David is updating us on the latest grim revelations, and has also referred us to Jerome Ravetz's comprehensive analysis of how these problems arise and mushroom. Extremely revealing and beautifully presented. He's right, there has to be dialogue. We need to examine the whole climate question again, starting from scratch with no preconceptions. Even if it turns out that climate change is indeed the threat it's been made out to be, without an open debate in which all voices are heard, there's no way that we ordinary folk are going to trust the scientists or the politicians who have led us into this state of confusion.-Meanwhile, another depressing tale for you, but at least the scientists come out of it rather well.

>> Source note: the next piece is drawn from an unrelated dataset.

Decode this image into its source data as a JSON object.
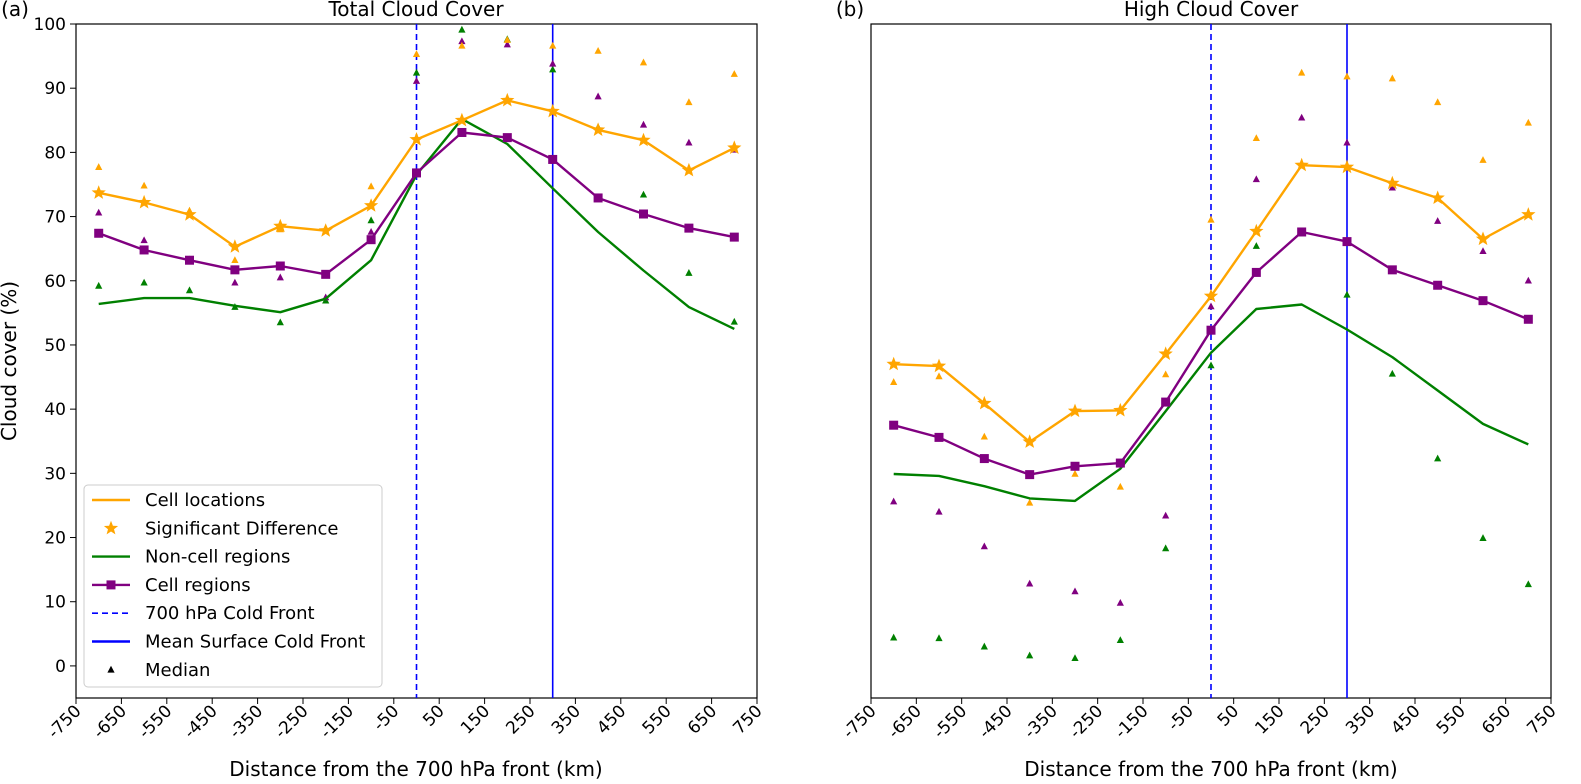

Last October our benighted government sacked Professor David Nutt, Chairman of the Advisory Committee on Drug Misuse, because his findings on ecstasy and cannabis went against the wishes of the Home Secretary Alan Johnson. Five other members of the committee resigned in protest. Now the government is proposing a set of rules which would effectively gag scientific advisers from publicly disagreeing with government policy. Many scientists have said they will refuse to join advisory committees under such rules, and the managing director of the charity Sense about Science says, "The academic community is outraged." One fears that the politicians ... just like industrial and pharmaceutical companies ... will always find some "expert" to toe their preordained line, but it's reassuring to hear that there's vociferous opposition to this scandalous abuse of power from the scientific community itself.